The role of the Independent Review Panel in permanent exclusions:
If the government board is deciding to uphold the headteacher’s decision to permanently exclude, you will be given the opportunity to request that an Independent Review Panel considers the exclusion. The panel will be convened by the Legal and Democratic Services Department of Dorset Council for maintained schools and by the Academy Trust for Academies. Alternatively if you disagree with the decision but do not wish for the IRP to sit, you may ask to submit a written statement and supporting paperwork to be placed on your child’s school file.
If you decide to request a review you should speak to the LA Exclusions Officer immediately as there are specific deadlines governing the process.
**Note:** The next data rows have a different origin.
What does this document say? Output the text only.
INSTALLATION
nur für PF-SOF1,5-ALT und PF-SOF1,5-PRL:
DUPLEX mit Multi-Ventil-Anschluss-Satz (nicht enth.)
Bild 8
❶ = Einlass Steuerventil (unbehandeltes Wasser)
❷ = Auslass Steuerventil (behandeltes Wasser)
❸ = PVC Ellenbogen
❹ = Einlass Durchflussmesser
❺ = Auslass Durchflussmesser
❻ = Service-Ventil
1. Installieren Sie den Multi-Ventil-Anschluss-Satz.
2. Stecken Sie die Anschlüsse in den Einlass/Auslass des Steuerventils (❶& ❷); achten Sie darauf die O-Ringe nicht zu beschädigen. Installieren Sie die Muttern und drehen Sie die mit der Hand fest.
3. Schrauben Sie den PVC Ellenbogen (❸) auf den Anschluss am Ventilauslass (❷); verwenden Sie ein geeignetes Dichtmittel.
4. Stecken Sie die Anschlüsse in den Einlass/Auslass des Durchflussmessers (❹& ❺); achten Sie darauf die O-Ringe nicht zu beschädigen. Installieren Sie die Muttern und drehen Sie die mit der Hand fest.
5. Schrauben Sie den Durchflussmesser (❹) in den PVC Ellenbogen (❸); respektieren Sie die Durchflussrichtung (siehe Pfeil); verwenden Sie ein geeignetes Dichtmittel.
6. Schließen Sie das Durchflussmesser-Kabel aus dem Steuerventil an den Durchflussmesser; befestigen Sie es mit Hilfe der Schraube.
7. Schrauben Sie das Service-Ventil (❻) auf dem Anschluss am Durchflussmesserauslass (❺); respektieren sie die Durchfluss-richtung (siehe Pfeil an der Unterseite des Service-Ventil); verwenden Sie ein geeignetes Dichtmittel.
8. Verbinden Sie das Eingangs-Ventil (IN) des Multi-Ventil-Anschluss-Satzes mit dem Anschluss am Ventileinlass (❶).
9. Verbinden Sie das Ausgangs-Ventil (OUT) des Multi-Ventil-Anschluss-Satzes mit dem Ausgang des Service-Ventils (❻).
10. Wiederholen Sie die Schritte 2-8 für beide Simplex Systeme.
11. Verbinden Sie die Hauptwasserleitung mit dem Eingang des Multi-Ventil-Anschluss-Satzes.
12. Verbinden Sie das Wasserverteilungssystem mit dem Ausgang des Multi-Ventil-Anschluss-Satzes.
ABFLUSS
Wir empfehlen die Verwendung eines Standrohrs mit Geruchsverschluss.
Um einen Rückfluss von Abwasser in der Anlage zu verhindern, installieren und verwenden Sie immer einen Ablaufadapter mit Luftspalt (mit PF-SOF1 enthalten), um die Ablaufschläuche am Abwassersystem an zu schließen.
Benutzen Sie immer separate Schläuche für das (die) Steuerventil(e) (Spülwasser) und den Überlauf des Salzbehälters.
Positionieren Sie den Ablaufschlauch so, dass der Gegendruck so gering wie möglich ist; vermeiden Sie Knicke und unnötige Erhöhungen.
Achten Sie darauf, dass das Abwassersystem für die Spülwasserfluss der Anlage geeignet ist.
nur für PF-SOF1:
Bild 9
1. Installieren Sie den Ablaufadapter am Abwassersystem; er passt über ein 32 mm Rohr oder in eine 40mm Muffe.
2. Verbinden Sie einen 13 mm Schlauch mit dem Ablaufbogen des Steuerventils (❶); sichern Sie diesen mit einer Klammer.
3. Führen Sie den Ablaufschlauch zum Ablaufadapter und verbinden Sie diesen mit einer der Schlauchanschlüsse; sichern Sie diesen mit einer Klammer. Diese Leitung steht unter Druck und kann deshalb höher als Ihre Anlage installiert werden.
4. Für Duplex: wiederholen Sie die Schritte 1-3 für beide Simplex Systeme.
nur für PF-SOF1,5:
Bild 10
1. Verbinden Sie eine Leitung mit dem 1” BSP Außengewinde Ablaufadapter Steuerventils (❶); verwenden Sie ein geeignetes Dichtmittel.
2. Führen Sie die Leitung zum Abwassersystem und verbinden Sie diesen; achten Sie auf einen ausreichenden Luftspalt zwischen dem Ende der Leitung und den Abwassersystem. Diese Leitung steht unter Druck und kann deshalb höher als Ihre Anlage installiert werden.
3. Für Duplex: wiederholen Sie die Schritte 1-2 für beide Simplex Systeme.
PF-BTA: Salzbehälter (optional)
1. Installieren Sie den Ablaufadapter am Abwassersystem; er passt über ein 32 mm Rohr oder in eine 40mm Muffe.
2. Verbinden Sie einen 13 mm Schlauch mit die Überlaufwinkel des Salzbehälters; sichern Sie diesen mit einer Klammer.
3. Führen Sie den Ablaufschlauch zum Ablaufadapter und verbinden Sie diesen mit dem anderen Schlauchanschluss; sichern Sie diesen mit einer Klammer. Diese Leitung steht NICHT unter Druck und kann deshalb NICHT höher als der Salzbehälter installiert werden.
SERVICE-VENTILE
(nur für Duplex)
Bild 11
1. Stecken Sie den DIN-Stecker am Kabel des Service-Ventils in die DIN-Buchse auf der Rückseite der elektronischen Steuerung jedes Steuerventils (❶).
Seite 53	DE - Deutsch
A written submission (including a completed form) must be received within 15 days from the date of the Discipline Committee’s letter confirming the permanent exclusion. The Independent Review Panel is independent from the LA or Academy and is responsible for hearing the case in its entirety before reaching a decision.
The role of the panel is to review the governing boards’ decision not to re-instate a permanently excluded pupil. The panel may uphold the exclusion decision or recommend that the governing board reconsiders their decision to exclude the child.
Parents and carers have the right to request that an SEN expert attends the Independent Review Panel to provide impartial advice to the panel on how special educational needs might be relevant to the exclusion.
Once all of these procedures have been completed and if the decision is upheld, your child’s name will be removed from the school’s or academy’s roll and, for pupils of compulsory school age, responsibility falls to the LA to arrange appropriate education.
We do understand that this can be an extremely stressful and worrying time for parents, carers and pupils. It is important that you keep in touch with the LA at all times.